- Born: 26 May 1942 (age 83) Braintree, Essex, England
- Occupations: Historian and academic
- Spouse(s): Julia Briggs (m. 1969; div. 1989) Daphne Nash
- Children: 3

Academic background
- Alma mater: Balliol College, Oxford

Academic work
- Discipline: History
- Sub-discipline: Early modern France; Witchcraft;
- Institutions: All Souls College, Oxford
- Doctoral students: Suzannah Lipscomb

= Robin Briggs =

English historian

Robin Briggs (born 26 May 1942) is an English historian who has spent his entire academic career at All Souls College, Oxford.

==Early life and education==
Born in Braintree to Donald Frederick and Kathleen Ann Briggs, he went up to Balliol College, Oxford, in 1961 and graduated with a first-class modern history Bachelor of Arts degree in 1964.

==Academic career==
He was appointed a fellow of All Souls College, Oxford, that year, after passing its examination; he was then appointed a junior research fellow there in 1971 and then senior research fellow seven years later. Briggs remained in that post until retiring and being appointed an emeritus fellow at All Souls in 2009. From 1976 to 2009, he also lectured for the University of Oxford, and was junior proctor in the 1972–73 year.

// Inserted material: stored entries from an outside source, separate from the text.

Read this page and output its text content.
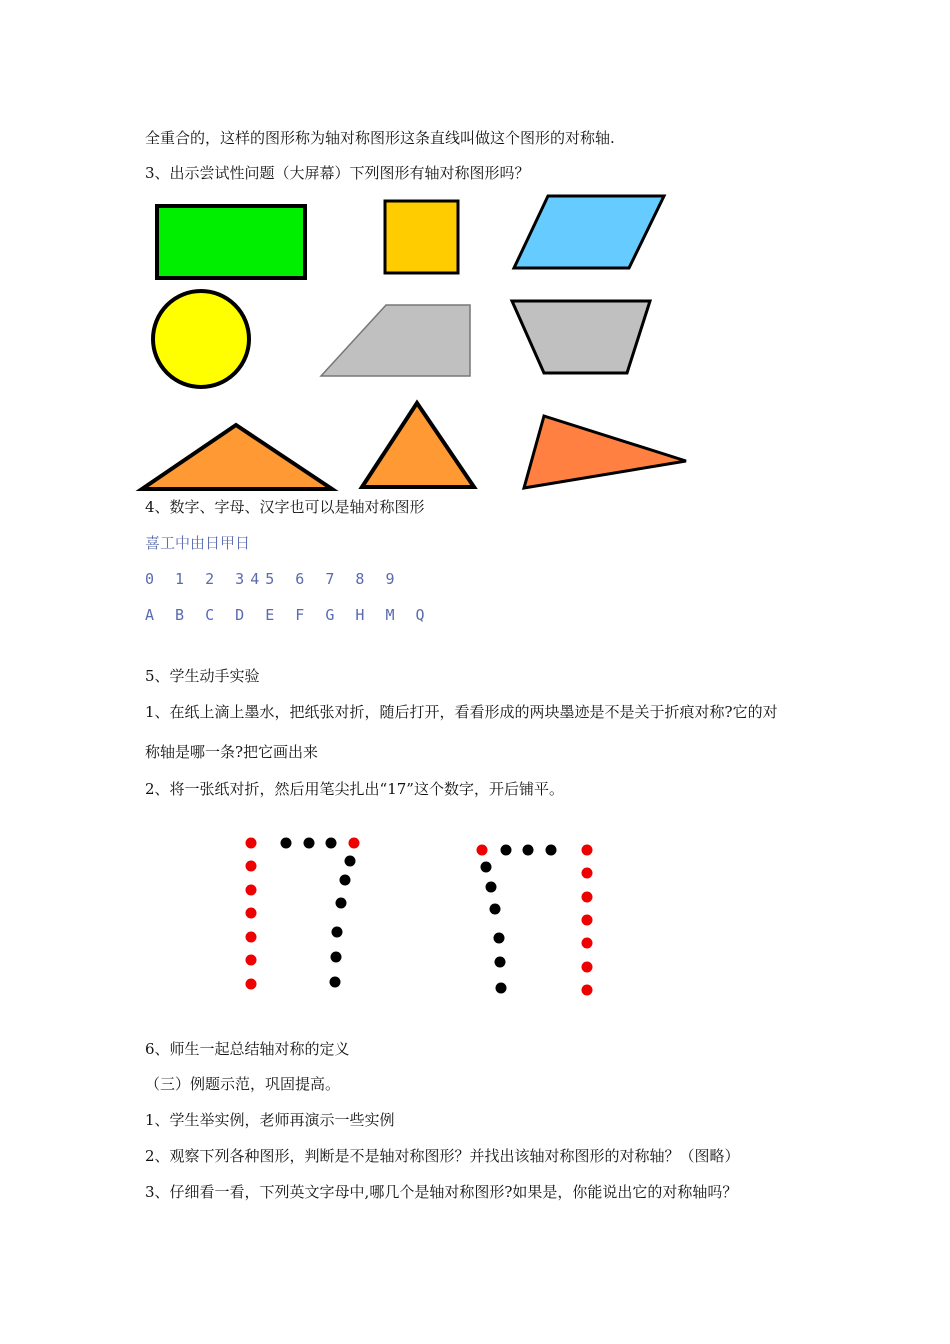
全重合的，这样的图形称为轴对称图形这条直线叫做这个图形的对称轴.
3、出示尝试性问题（大屏幕）下列图形有轴对称图形吗？
4、数字、字母、汉字也可以是轴对称图形
喜工中由日甲日
0 1 2 345 6 7 8 9
A B C D E F G H M Q
5、学生动手实验
1、在纸上滴上墨水，把纸张对折，随后打开，看看形成的两块墨迹是不是关于折痕对称?它的对
称轴是哪一条?把它画出来
2、将一张纸对折，然后用笔尖扎出“17”这个数字，开后铺平。
6、师生一起总结轴对称的定义
（三）例题示范，巩固提高。
1、学生举实例，老师再演示一些实例
2、观察下列各种图形，判断是不是轴对称图形？并找出该轴对称图形的对称轴？（图略）
3、仔细看一看，下列英文字母中,哪几个是轴对称图形?如果是，你能说出它的对称轴吗？
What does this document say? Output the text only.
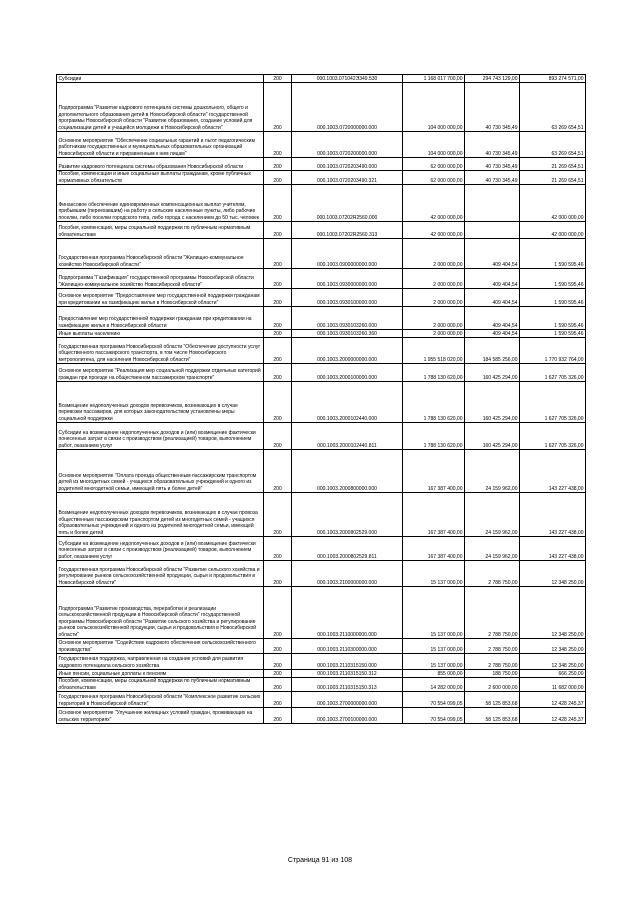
Субсидии	200	000.1003.071042Э349.530	1 168 017 700,00	294 743 129,00	893 274 571,00
Подпрограмма "Развитие кадрового потенциала системы дошкольного, общего и дополнительного образования детей в Новосибирской области" государственной программы Новосибирской области "Развитие образования, создание условий для социализации детей и учащейся молодежи в Новосибирской области"	200	000.1003.0720000000.000	104 000 000,00	40 730 345,49	63 269 654,51
Основное мероприятие "Обеспечение социальных гарантий и льгот педагогическим работникам государственных и муниципальных образовательных организаций Новосибирской области и приравненным к ним лицам"	200	000.1003.0720200000.000	104 000 000,00	40 730 345,49	63 269 654,51
Развитие кадрового потенциала системы образования Новосибирской области	200	000.1003.0720203490.000	62 000 000,00	40 730 345,49	21 269 654,51
Пособия, компенсации и иные социальные выплаты гражданам, кроме публичных нормативных обязательств	200	000.1003.0720203490.321	62 000 000,00	40 730 345,49	21 269 654,51
Финансовое обеспечение единовременных компенсационных выплат учителям, прибывшим (переехавшим) на работу в сельские населенные пункты, либо рабочие поселки, либо поселки городского типа, либо города с населением до 50 тыс. человек	200	000.1003.07202R2560.000	42 000 000,00		42 000 000,00
Пособия, компенсации, меры социальной поддержки по публичным нормативным обязательствам	200	000.1003.07202R2560.313	42 000 000,00		42 000 000,00
Государственная программа Новосибирской области "Жилищно-коммунальное хозяйство Новосибирской области"	200	000.1003.0900000000.000	2 000 000,00	409 404,54	1 590 595,46
Подпрограмма "Газификация" государственной программы Новосибирской области "Жилищно-коммунальное хозяйство Новосибирской области"	200	000.1003.0930000000.000	2 000 000,00	409 404,54	1 590 595,46
Основное мероприятие "Предоставление мер государственной поддержки гражданам при кредитовании на газификацию жилья в Новосибирской области"	200	000.1003.0930100000.000	2 000 000,00	409 404,54	1 590 595,46
Предоставление мер государственной поддержки гражданам при кредитовании на газификацию жилья в Новосибирской области	200	000.1003.0930103260.000	2 000 000,00	409 404,54	1 590 595,46
Иные выплаты населению	200	000.1003.0930103260.360	2 000 000,00	409 404,54	1 590 595,46
Государственная программа Новосибирской области "Обеспечение доступности услуг общественного пассажирского транспорта, в том числе Новосибирского метрополитена, для населения Новосибирской области"	200	000.1003.2000000000.000	1 955 518 020,00	184 585 256,00	1 770 932 764,00
Основное мероприятие "Реализация мер социальной поддержки отдельных категорий граждан при проезде на общественном пассажирском транспорте"	200	000.1003.2000100000.000	1 788 130 620,00	160 425 294,00	1 627 705 326,00
Возмещение недополученных доходов перевозчиков, возникающих в случае перевозки пассажиров, для которых законодательством установлены меры социальной поддержки	200	000.1003.2000102440.000	1 788 130 620,00	160 425 294,00	1 627 705 326,00
Субсидии на возмещение недополученных доходов и (или) возмещение фактически понесенных затрат в связи с производством (реализацией) товаров, выполнением работ, оказанием услуг	200	000.1003.2000102440.811	1 788 130 620,00	160 425 294,00	1 627 705 326,00
Основное мероприятие "Оплата проезда общественным пассажирским транспортом детей из многодетных семей - учащихся образовательных учреждений и одного из родителей многодетной семьи, имеющей пять и более детей"	200	000.1003.2000800000.000	167 387 400,00	24 159 962,00	143 227 438,00
Возмещение недополученных доходов перевозчиков, возникающих в случае провоза общественным пассажирским транспортом детей из многодетных семей - учащихся образовательных учреждений и одного из родителей многодетной семьи, имеющей пять и более детей	200	000.1003.2000802529.000	167 387 400,00	24 159 962,00	143 227 438,00
Субсидии на возмещение недополученных доходов и (или) возмещение фактически понесенных затрат в связи с производством (реализацией) товаров, выполнением работ, оказанием услуг	200	000.1003.2000802529.811	167 387 400,00	24 159 962,00	143 227 438,00
Государственная программа Новосибирской области "Развитие сельского хозяйства и регулирование рынков сельскохозяйственной продукции, сырья и продовольствия в Новосибирской области"	200	000.1003.2100000000.000	15 137 000,00	2 788 750,00	12 348 250,00
Подпрограмма "Развитие производства, переработки и реализации сельскохозяйственной продукции в Новосибирской области" государственной программы Новосибирской области "Развитие сельского хозяйства и регулирование рынков сельскохозяйственной продукции, сырья и продовольствия в Новосибирской области"	200	000.1003.2110000000.000	15 137 000,00	2 788 750,00	12 348 250,00
Основное мероприятие "Содействие кадрового обеспечения сельскохозяйственного производства"	200	000.1003.2110300000.000	15 137 000,00	2 788 750,00	12 348 250,00
Государственная поддержка, направленная на создание условий для развития кадрового потенциала сельского хозяйства	200	000.1003.2110315150.000	15 137 000,00	2 788 750,00	12 348 250,00
Иные пенсии, социальные доплаты к пенсиям	200	000.1003.2110315150.312	855 000,00	188 750,00	666 250,00
Пособия, компенсации, меры социальной поддержки по публичным нормативным обязательствам	200	000.1003.2110315150.313	14 282 000,00	2 600 000,00	11 682 000,00
Государственная программа Новосибирской области "Комплексное развитие сельских территорий в Новосибирской области"	200	000.1003.2700000000.000	70 554 099,05	58 125 853,68	12 428 245,37
Основное мероприятие "Улучшение жилищных условий граждан, проживающих на сельских территориях"	200	000.1003.2700100000.000	70 554 099,05	58 125 853,68	12 428 245,37
Страница 91 из 108
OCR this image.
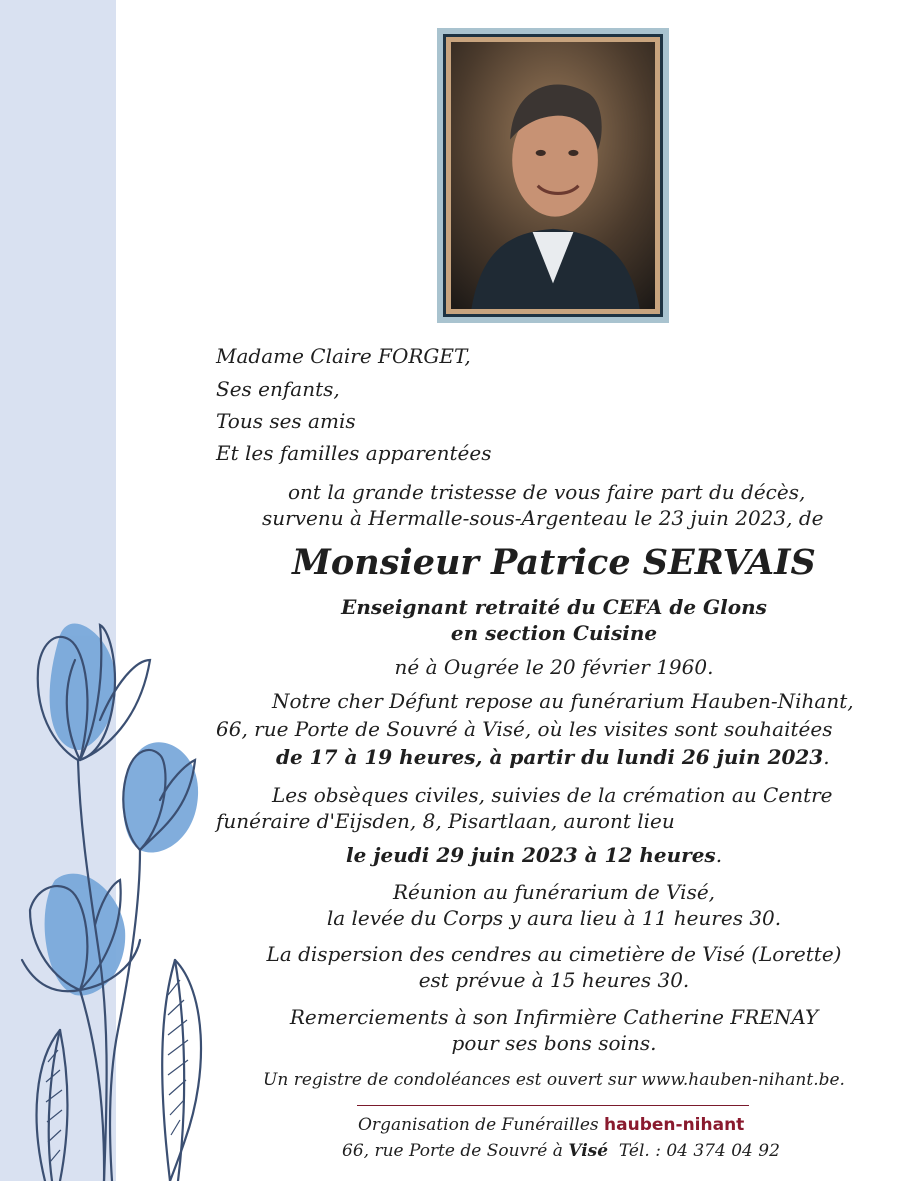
Madame Claire FORGET,
Ses enfants,
Tous ses amis
Et les familles apparentées
ont la grande tristesse de vous faire part du décès,
survenu à Hermalle-sous-Argenteau le 23 juin 2023, de
Monsieur Patrice SERVAIS
Enseignant retraité du CEFA de Glons
en section Cuisine
né à Ougrée le 20 février 1960.
Notre cher Défunt repose au funérarium Hauben-Nihant,
66, rue Porte de Souvré à Visé, où les visites sont souhaitées
de 17 à 19 heures, à partir du lundi 26 juin 2023.
Les obsèques civiles, suivies de la crémation au Centre
funéraire d'Eijsden, 8, Pisartlaan, auront lieu
le jeudi 29 juin 2023 à 12 heures.
Réunion au funérarium de Visé,
la levée du Corps y aura lieu à 11 heures 30.
La dispersion des cendres au cimetière de Visé (Lorette)
est prévue à 15 heures 30.
Remerciements à son Infirmière Catherine FRENAY
pour ses bons soins.
Un registre de condoléances est ouvert sur www.hauben-nihant.be.
Organisation de Funérailles hauben-nihant
66, rue Porte de Souvré à Visé Tél. : 04 374 04 92
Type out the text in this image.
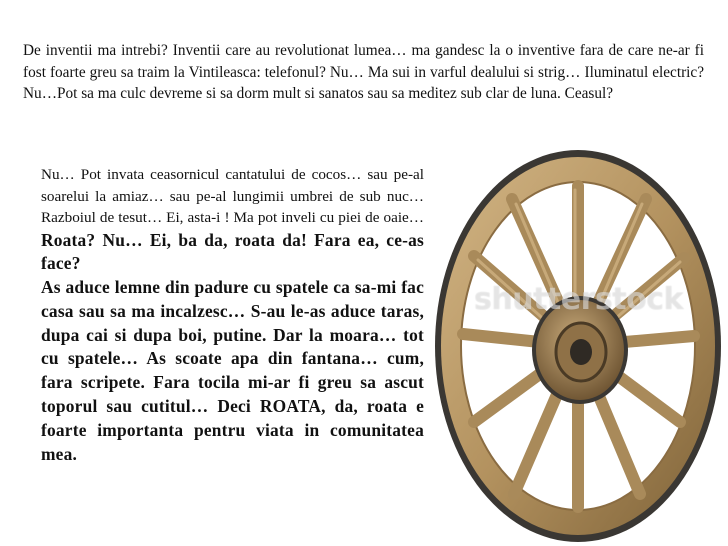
De inventii ma intrebi? Inventii care au revolutionat lumea… ma gandesc la o inventive fara de care ne-ar fi fost foarte greu sa traim la Vintileasca: telefonul? Nu… Ma sui in varful dealului si strig… Iluminatul electric? Nu…Pot sa ma culc devreme si sa dorm mult si sanatos sau sa meditez sub clar de luna. Ceasul?

Nu… Pot invata ceasornicul cantatului de cocos… sau pe-al soarelui la amiaz… sau pe-al lungimii umbrei de sub nuc… Razboiul de tesut… Ei, asta-i ! Ma pot inveli cu piei de oaie… Roata? Nu… Ei, ba da, roata da! Fara ea, ce-as face?
As aduce lemne din padure cu spatele ca sa-mi fac casa sau sa ma incalzesc… S-au le-as aduce taras, dupa cai si dupa boi, putine. Dar la moara… tot cu spatele… As scoate apa din fantana… cum, fara scripete. Fara tocila mi-ar fi greu sa ascut toporul sau cutitul… Deci ROATA, da, roata e foarte importanta pentru viata in comunitatea mea.
shutterstock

His research interests include the history of witchcraft in Europe and other aspects of early modern European history (especially politics, society and religion, and the history of early modern France and the French Catholic Church).

== Honours ==
Briggs was elected a Fellow of the Royal Historical Society in 1969, a Fellow of the Royal Society of Literature in 1999 and a Fellow of the British Academy in 2009 (the last being the United Kingdom's national academy for the humanities and social sciences).

== Personal life ==
Briggs had two sons and a step-son with his first wife, Julia Briggs. He later married the archaeologist Daphne Nash.

== Selected publications ==
- The Witches of Lorraine (Oxford University Press, 2007).
- Witches and Neighbours: The Social and Cultural Context of European Witchcraft (Harper Collins, 1996).
- "The Académie Royale des Sciences and the pursuit of utility", Past and Present, vol. 131 (1991), pp. 38–88.
- Communities of Belief: Social and Cultural Tensions in Early Modern France (Oxford University Press, 1989).
- Early Modern France, 1560–1715 (Oxford University Press, 1977).